Understanding Absolute War and Real War in Clausewitz in Five Minutes

Absolute war, the realm of the rise to extremes, therefore only exists in theory. In real war, several principles of moderation prevent this rise to extremes.

In Books I and VIII of On War, Clausewitz develops the concept of rise to extremes, as well as those of “absolute” and “real” war.

Absolute war, theoretical war

From the start of Book I, Clausewitz offers a definition of war. It is “an act of force by which we seek to force the adversary to submit to our will”. From there, incapacitating oneself from the enemy becomes an intermediate goal. This is the condition for bending it to our will.

In a purely logical approach, Clausewitz shows that in theory this “act of force” which is war can only go to extremes. It is absolute war (for war taken in the absolute, in its principle).

Three “reciprocal actions” allow the rise to extremes according to Clausewitz.

– Unlimited reciprocal use of force. He who makes the most complete use of it has an advantage over his enemy. The latter is then forced to do the same.

– The search for the overthrow of the adversary. Each of the two camps tries to submit the other to its will. He will therefore try to reduce his enemy to impotence. Neither of them is therefore safe until the other is unable to defend themselves.

– Calculation of the necessary efforts and escalation. Each of the two opponents calculates the efforts that will be necessary to surpass the other. This can only lead to a perpetual gradation leading to extremes.

The rise to extremes is therefore an unlimited use of force. Because of these three “reciprocal actions”, in the world of ideas, the natural movement of war leads to the rise to extremes.

Actual war

However, the theoretical principle of rising to extremes does not apply in actual warfare . Indeed, in real war there are brakes on this rise to extremes.

Real war cannot go to extremes

The belligerents are not abstract entities emerging from nothing for instant confrontation.
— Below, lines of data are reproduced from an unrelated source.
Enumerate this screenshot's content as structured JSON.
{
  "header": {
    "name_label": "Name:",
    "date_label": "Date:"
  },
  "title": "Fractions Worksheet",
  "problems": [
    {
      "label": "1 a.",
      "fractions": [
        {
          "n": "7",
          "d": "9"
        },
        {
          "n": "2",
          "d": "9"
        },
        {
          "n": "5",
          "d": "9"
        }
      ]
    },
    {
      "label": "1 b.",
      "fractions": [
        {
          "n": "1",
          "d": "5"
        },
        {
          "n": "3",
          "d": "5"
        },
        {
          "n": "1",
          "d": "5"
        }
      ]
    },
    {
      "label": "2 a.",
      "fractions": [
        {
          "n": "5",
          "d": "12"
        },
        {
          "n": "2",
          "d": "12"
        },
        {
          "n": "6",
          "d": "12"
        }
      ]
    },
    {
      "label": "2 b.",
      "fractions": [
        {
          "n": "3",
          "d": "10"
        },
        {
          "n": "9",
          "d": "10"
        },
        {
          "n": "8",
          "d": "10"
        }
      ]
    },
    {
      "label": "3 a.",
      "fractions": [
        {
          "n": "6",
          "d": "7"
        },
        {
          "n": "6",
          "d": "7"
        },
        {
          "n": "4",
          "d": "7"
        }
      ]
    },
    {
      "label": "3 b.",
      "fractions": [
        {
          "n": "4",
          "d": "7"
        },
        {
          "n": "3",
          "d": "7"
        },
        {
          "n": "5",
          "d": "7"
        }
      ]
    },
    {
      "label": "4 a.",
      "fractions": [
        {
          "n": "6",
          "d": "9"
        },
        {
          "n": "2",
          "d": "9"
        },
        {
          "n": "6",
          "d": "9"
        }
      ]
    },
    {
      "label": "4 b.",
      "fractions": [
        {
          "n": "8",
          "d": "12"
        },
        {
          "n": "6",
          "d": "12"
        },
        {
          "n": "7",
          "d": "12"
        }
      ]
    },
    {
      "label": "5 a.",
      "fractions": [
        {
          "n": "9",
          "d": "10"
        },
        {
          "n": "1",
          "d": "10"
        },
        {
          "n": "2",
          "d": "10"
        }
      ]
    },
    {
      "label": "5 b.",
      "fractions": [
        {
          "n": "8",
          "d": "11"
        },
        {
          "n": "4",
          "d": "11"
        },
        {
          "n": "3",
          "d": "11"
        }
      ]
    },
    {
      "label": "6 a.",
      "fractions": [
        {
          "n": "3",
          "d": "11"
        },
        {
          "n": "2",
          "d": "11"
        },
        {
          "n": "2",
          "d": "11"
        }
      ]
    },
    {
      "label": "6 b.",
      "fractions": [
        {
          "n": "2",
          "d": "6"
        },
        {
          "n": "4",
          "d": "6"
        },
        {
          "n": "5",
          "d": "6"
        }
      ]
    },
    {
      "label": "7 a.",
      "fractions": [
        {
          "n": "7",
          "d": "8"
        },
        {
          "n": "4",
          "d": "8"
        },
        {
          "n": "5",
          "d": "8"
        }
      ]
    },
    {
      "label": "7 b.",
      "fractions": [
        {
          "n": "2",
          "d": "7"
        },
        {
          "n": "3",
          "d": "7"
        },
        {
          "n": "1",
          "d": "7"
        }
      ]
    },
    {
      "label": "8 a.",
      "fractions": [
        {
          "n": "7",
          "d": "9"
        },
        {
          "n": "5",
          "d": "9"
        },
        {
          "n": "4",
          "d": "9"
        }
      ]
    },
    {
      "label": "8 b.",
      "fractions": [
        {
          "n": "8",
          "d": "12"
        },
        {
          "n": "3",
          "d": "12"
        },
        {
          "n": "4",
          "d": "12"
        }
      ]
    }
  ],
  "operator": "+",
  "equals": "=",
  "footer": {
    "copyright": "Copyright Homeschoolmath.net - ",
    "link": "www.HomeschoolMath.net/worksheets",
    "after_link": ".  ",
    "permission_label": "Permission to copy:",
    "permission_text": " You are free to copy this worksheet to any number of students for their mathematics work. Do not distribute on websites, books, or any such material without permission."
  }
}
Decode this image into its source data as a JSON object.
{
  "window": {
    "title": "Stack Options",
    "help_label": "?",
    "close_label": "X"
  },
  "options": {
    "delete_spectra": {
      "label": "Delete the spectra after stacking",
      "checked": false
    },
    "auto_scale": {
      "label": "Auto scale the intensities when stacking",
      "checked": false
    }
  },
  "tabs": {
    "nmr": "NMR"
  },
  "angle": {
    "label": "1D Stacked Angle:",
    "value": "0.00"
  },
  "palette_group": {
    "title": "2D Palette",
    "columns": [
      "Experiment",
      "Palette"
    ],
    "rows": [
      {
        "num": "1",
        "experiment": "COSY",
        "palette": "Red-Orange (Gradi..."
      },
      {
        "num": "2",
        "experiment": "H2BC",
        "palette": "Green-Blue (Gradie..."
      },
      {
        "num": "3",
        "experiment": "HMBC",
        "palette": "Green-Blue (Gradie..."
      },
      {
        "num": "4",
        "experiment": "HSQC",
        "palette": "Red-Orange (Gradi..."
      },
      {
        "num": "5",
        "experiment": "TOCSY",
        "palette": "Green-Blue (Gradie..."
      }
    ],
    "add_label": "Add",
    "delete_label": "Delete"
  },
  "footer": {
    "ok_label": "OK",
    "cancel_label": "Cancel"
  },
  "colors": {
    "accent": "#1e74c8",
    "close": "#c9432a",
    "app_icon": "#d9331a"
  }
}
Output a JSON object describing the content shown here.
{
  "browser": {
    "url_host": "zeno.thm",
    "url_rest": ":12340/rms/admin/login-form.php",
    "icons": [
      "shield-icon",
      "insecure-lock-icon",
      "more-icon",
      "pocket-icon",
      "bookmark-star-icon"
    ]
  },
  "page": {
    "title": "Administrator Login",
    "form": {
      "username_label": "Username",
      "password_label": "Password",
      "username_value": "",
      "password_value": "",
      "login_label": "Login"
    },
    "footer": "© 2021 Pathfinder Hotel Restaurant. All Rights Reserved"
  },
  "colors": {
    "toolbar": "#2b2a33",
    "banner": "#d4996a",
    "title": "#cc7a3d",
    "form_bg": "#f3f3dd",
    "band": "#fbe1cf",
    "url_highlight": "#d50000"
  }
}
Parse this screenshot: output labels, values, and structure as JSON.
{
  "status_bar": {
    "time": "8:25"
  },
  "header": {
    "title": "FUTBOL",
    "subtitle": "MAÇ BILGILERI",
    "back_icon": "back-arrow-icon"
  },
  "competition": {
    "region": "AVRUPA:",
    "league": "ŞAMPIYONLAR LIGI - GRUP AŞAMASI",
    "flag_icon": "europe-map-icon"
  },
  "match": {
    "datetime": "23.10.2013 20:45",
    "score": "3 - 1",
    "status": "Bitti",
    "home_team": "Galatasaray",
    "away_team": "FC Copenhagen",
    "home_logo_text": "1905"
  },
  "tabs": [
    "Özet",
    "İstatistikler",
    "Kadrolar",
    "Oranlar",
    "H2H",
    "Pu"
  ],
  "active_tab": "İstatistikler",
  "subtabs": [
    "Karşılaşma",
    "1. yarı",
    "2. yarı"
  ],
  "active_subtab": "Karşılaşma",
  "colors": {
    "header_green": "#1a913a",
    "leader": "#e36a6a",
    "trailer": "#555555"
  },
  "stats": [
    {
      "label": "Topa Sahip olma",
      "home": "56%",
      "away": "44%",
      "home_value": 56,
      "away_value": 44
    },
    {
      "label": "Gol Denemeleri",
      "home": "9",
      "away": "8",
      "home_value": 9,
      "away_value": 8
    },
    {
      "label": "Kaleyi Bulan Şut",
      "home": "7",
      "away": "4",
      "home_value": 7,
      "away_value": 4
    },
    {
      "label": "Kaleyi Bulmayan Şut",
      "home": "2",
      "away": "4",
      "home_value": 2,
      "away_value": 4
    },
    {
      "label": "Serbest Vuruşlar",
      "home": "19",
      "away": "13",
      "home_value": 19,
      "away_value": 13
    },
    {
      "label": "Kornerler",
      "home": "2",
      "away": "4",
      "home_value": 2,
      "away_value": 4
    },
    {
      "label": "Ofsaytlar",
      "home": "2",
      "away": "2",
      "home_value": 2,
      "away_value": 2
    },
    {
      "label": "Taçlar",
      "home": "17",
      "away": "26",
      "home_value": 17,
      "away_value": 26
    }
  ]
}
They know each other, and are able to estimate the will of their opponent. This introduces a first principle of moderation .

Furthermore, war has a duration. An error in estimating the enemy’s will can therefore be repaired. This introduces a second possibility of reciprocal moderation. And even in case of defeat, the result is never final.

There are other obstacles to achieving absolute war. This is the case with human weaknesses such as indecision or imperfection of judgment; or else friction in the conduct of war by state apparatuses. Finally, low stakes can discourage rise to extremes.

Real war has limits

The limits of the use of force in real war will therefore not be positioned at the extremes. They will be determined by calculation, reasoning and probabilities.

These terminals will be placed according to the political goal. It will require more or less significant efforts for one, and will provoke a greater or lesser will to fight in the other.

It is this political goal which will determine the result that military action must achieve.

Absolute war , the realm of the rise to extremes, therefore only exists in theory. In real war, several principles of moderation prevent this rise to extremes. While Clausewitz recognizes that trying to avoid bloodshed in war would go against the essence of war, he does not recommend introducing rise to the extremes of violence into actual warThe rise to extremes is only a theoretical object which is intended to remain so.

However, and this is the usefulness of the theory, this concept must be kept in mind as the natural direction of all war.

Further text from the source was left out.